Yes, you don't get it.
Krugman is always frustrating. His heart is in the right place, but his brain isn't fully connected.
Consider the extended version of the “magneto trouble” metaphor I use in my recent book. Keynes argued that the Great Depression could be thought of as a failure in the car’s electrical system; so let’s think of it as a situation where your car won’t run because it has a dead battery — that is, you could get it running again with a fairly trivial and easy intervention: just buy a new battery, which costs only a tiny fraction of the expense of a new car.
In saying this I am not denying that there may be other problems with the car, perhaps even big ones. Maybe it needs new brakes, or a new transmission, and these had better be dealt with soon.
Still, what sense can it possibly make to say that therefore you shouldn’t start by replacing that dead battery?
I really don’t get it.
Exactly, city boy. You don't get it.
As Polistra has
pointed out before, Krugman only uses half of the Keynes idea.
Keynes thought gov't should be like a dam, storing water in wet times and releasing it for use in dry times. Using the electrical
flow analogy, the treasury is the battery. When the car [country] is running, the generator [productive activity] charges the battery. The battery [treasury] then holds a charge so you can start the car [country] when it has been stopped or stalled.

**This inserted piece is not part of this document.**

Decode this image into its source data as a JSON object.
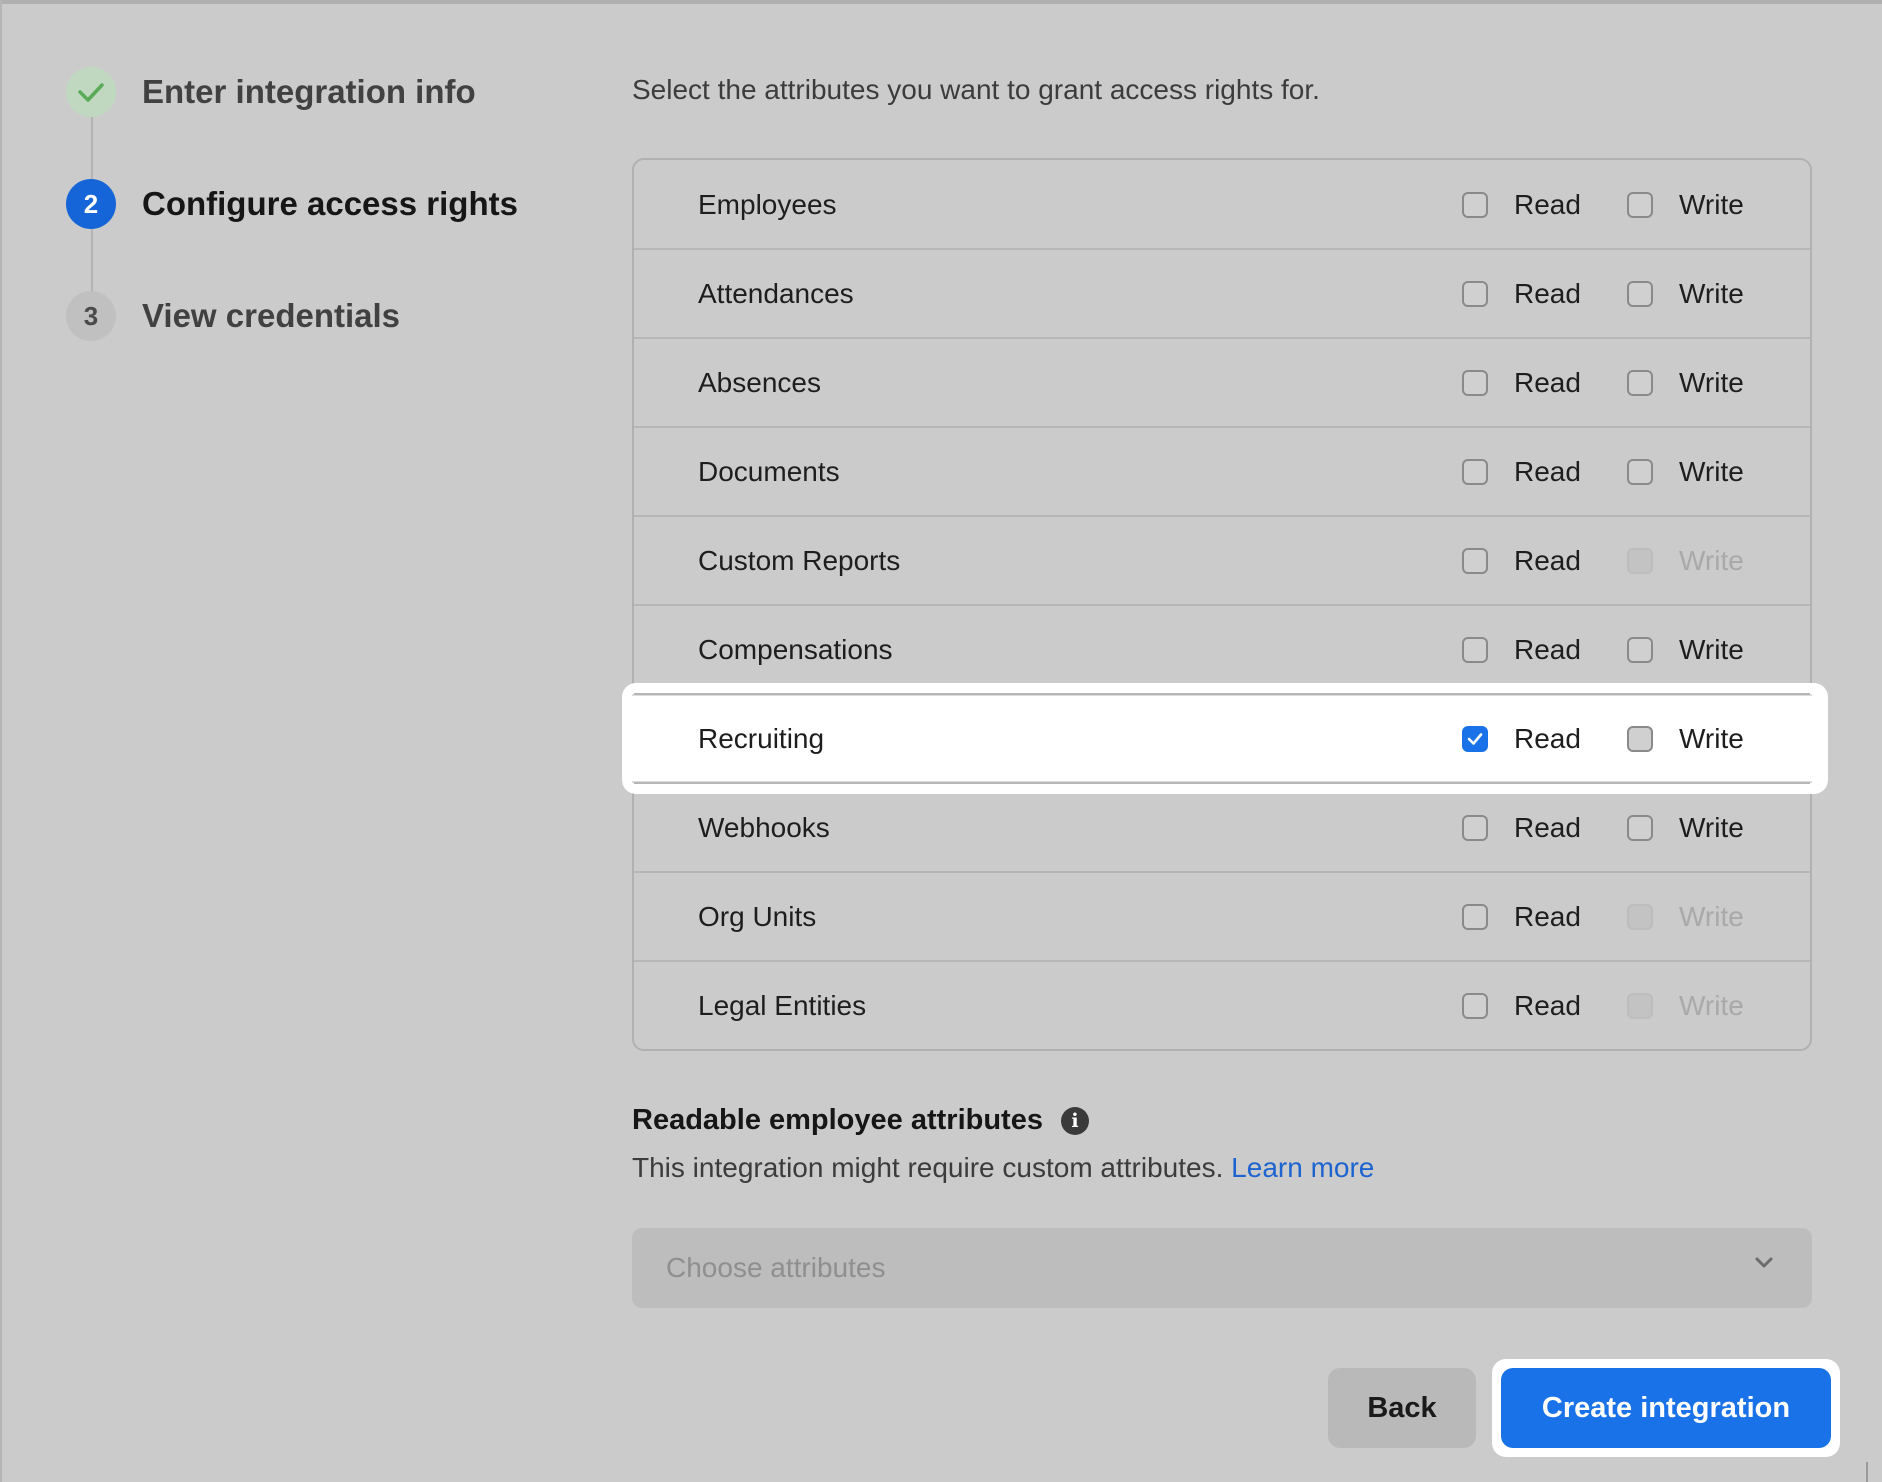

In other writings, Krugman seems to understand the idea, but he has not
practiced both sides of Keynes. In good times a genuine Keynesian should be
pushing hard for heavy taxes on the rich; should be constantly telling the rulers that they will be DEAD if they don't store up money. When bad times come, a genuine Keynesian shouldn't be pushing for stimulus; he should be saying "I told you so. It's too late now."
Krugman wants to replace the battery [the treasury] so it can provide a charge to get the country going now that it's stalled. But that won't work.

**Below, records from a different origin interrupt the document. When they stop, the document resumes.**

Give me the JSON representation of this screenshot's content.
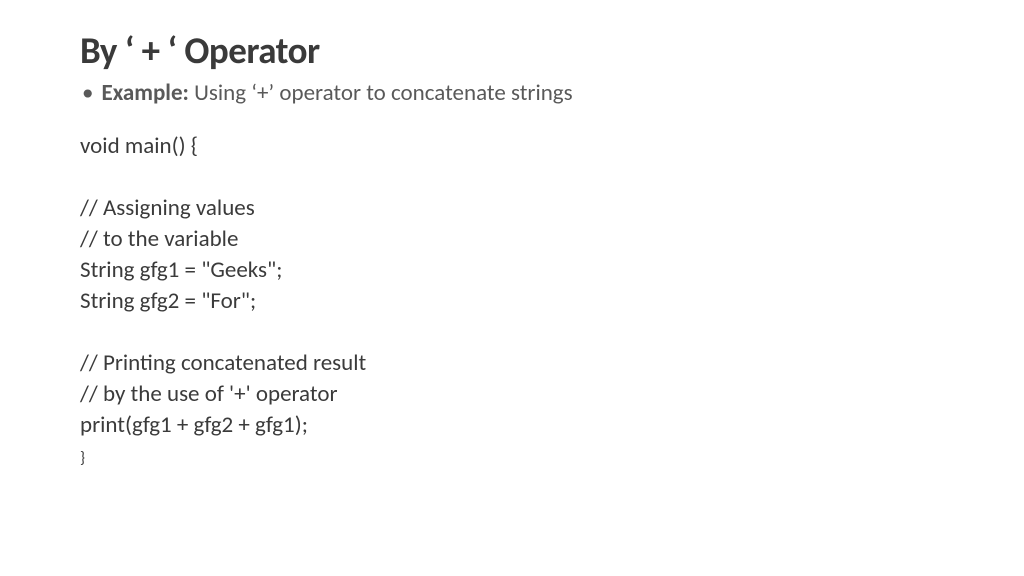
{
  "title": "By ‘ + ‘ Operator",
  "example": {
    "label": "Example:",
    "text": " Using ‘+’ operator to concatenate strings"
  },
  "code": {
    "line1": "void main() {",
    "blank1": "",
    "line2": "// Assigning values",
    "line3": "// to the variable",
    "line4": "String gfg1 = \"Geeks\";",
    "line5": "String gfg2 = \"For\";",
    "blank2": "",
    "line6": "// Printing concatenated result",
    "line7": "// by the use of '+' operator",
    "line8": "print(gfg1 + gfg2 + gfg1);",
    "line9": "}"
  }
}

I once got marooned in the Okla Panhandle because I was trying to run a truck by Krugman's rule. The old company-owned '55 Ford flatbed (
like this) had a good battery, but its generator burned out shortly after I left Ponca with a full load and a trailer. I was able to nurse it from Ponca into Dodge City with several external charges. Delivered the stuff that was needed in Dodge, and took the truck to a Ford dealer. They didn't have a generator for such an oldie, so I bought a new battery (as Krugman recommends!) and a charger, and started back home to Ponca with stops at gas stations every hundred miles. Around Laverne the
new battery decisively failed because it wasn't getting a steady charge. I had to call the boss to fetch me. He wasn't happy.

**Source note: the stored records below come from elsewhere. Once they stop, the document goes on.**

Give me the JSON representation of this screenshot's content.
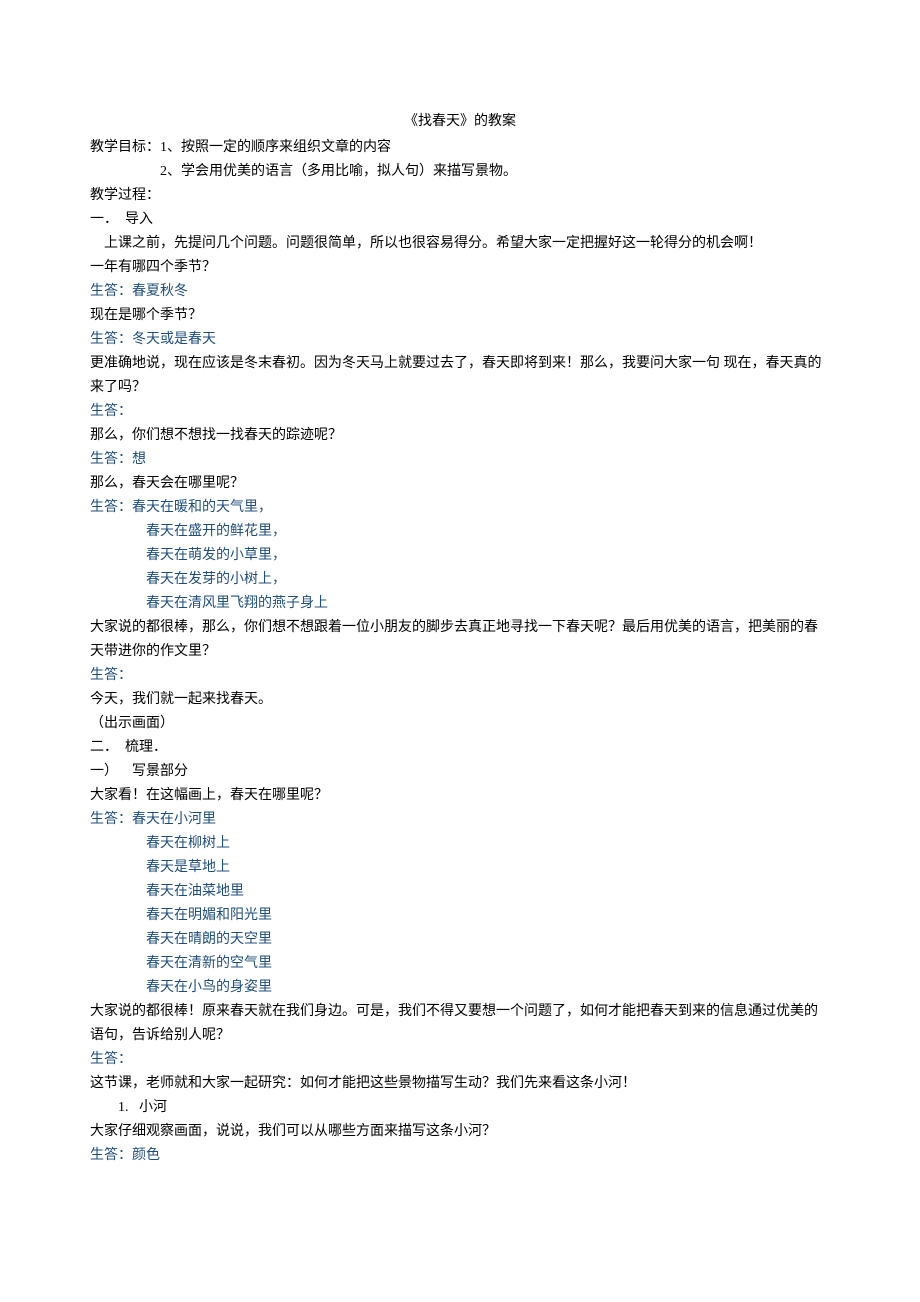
{
  "title": "《找春天》的教案",
  "lines": [
    {
      "text": "教学目标：1、按照一定的顺序来组织文章的内容",
      "cls": ""
    },
    {
      "text": "2、学会用优美的语言（多用比喻，拟人句）来描写景物。",
      "cls": "indent3"
    },
    {
      "text": "教学过程：",
      "cls": ""
    },
    {
      "text": "一．  导入",
      "cls": ""
    },
    {
      "text": "    上课之前，先提问几个问题。问题很简单，所以也很容易得分。希望大家一定把握好这一轮得分的机会啊！",
      "cls": ""
    },
    {
      "text": "一年有哪四个季节？",
      "cls": ""
    },
    {
      "text": "生答：春夏秋冬",
      "cls": "blue"
    },
    {
      "text": "现在是哪个季节？",
      "cls": ""
    },
    {
      "text": "生答：冬天或是春天",
      "cls": "blue"
    },
    {
      "text": "更准确地说，现在应该是冬末春初。因为冬天马上就要过去了，春天即将到来！那么，我要问大家一句 现在，春天真的来了吗？",
      "cls": ""
    },
    {
      "text": "生答：",
      "cls": "blue"
    },
    {
      "text": "那么，你们想不想找一找春天的踪迹呢？",
      "cls": ""
    },
    {
      "text": "生答：想",
      "cls": "blue"
    },
    {
      "text": "那么，春天会在哪里呢？",
      "cls": ""
    },
    {
      "text": "生答：春天在暖和的天气里，",
      "cls": "blue"
    },
    {
      "text": "春天在盛开的鲜花里，",
      "cls": "blue indent2"
    },
    {
      "text": "春天在萌发的小草里，",
      "cls": "blue indent2"
    },
    {
      "text": "春天在发芽的小树上，",
      "cls": "blue indent2"
    },
    {
      "text": "春天在清风里飞翔的燕子身上",
      "cls": "blue indent2"
    },
    {
      "text": "大家说的都很棒，那么，你们想不想跟着一位小朋友的脚步去真正地寻找一下春天呢？最后用优美的语言，把美丽的春天带进你的作文里？",
      "cls": ""
    },
    {
      "text": "生答：",
      "cls": "blue"
    },
    {
      "text": "今天，我们就一起来找春天。",
      "cls": ""
    },
    {
      "text": "（出示画面）",
      "cls": ""
    },
    {
      "text": "二．  梳理．",
      "cls": ""
    },
    {
      "text": "一）    写景部分",
      "cls": ""
    },
    {
      "text": "大家看！在这幅画上，春天在哪里呢？",
      "cls": ""
    },
    {
      "text": "生答：春天在小河里",
      "cls": "blue"
    },
    {
      "text": "春天在柳树上",
      "cls": "blue indent2"
    },
    {
      "text": "春天是草地上",
      "cls": "blue indent2"
    },
    {
      "text": "春天在油菜地里",
      "cls": "blue indent2"
    },
    {
      "text": "春天在明媚和阳光里",
      "cls": "blue indent2"
    },
    {
      "text": "春天在晴朗的天空里",
      "cls": "blue indent2"
    },
    {
      "text": "春天在清新的空气里",
      "cls": "blue indent2"
    },
    {
      "text": "春天在小鸟的身姿里",
      "cls": "blue indent2"
    },
    {
      "text": "大家说的都很棒！原来春天就在我们身边。可是，我们不得又要想一个问题了，如何才能把春天到来的信息通过优美的语句，告诉给别人呢？",
      "cls": ""
    },
    {
      "text": "生答：",
      "cls": "blue"
    },
    {
      "text": "这节课，老师就和大家一起研究：如何才能把这些景物描写生动？我们先来看这条小河！",
      "cls": ""
    },
    {
      "text": "1.   小河",
      "cls": "indent1"
    },
    {
      "text": "大家仔细观察画面，说说，我们可以从哪些方面来描写这条小河？",
      "cls": ""
    },
    {
      "text": "生答：颜色",
      "cls": "blue"
    }
  ]
}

Thus proving Krugman wrong.
Returning to the economic version: I was trying to run a country without a manufacturing sector. Instead of charging the treasury from taxes, I was borrowing from other countries. The method sort of worked for a while, enabling me to limp along slowly. Finally the treasury went decisively bankrupt and the country came to a complete halt. Sounds familiar, doesn't it?
= = = = =
Fussy irrelevant tech sidenote: Both Keynes and Krugman are misusing the word
magneto. Generators and magnetos are different ways of producing current. Early cars didn't have starters or batteries or a real electric system. Lights were oil or acetylene lamps, and you
cranked the engine to start it. A magneto gave short pulses of current at the right moment for each spark plug, and the spark coil turned those pulses into high-voltage pulses. Cadillac introduced full electric systems in 1913, with a generator supplying a steady voltage, electric lights, and a battery to store charge for the next start. Everyone else followed suit immediately because cranking was wildly inconvenient and a constant source of injury.